Possibly the scariest of all these real-life horror stories is the one that involves Carlos Camejo of Venezuela.


Camejo died in a highway accident that was deemed to require an autopsy. I’m sure you know what’s coming next. Half-way through the post-mortem, and possibly right in the middle of one of those dreams where you think your teeth are falling out, Camejo awoke. Medical examiners quickly sewed up the blood-gushing gash in his face, popped his internal organs back in as best they could, and he was good to go.
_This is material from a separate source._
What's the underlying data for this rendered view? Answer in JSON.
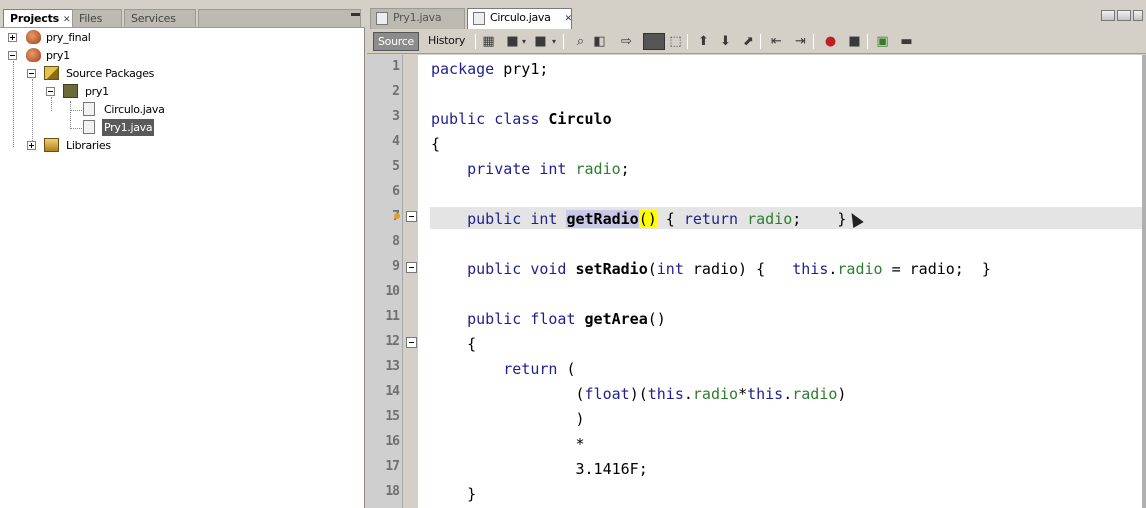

He wears his heart on his sleeve now, which seems a small price to pay for a life that was so nearly snatched away.


Science has now proven why this sometimes happens, and include very soft heartbeats, less than hearing-abled examiners, and the state of the body called asystole, where no pulse or electrical activity can be detected, as explanations.

Before science intervened though, inventions flooded the market to try to prevent these ghastly episodes.


A German priest and inventor called Pessler, thought a bell attached to a string fed through a tube from the coffin interior to his sweaty paw might do the trick. His equally inventive colleague, Beck, thought his nose a more adequate detector of a rotting corpse, (or, more importantly, a ‘non-rotting’ corpse) and planned to sniff-out death with his evening Lemberger.


Some bright spark also invented a coffin with windows where an obviously putrefying corpse could be ‘trap-doored’ into the grave, or a fresh-as-the-daisies one could be rescued tout suite with a pair of salad tongs. Even today you can buy a safety coffin which provides a “two-way intercom, flashlight, oxygen tank, defibrillator and emergency connection to a monitoring station.”


Luckily these tales are few and far between, and although they are global in occurrence, they are seldom seen in the US (where there is no pandemic, by the way).

This could be due to better medical training, or faster morticians. Or it could be because the difference between being dead and alive in the US is often so very difficult to detect in the first place.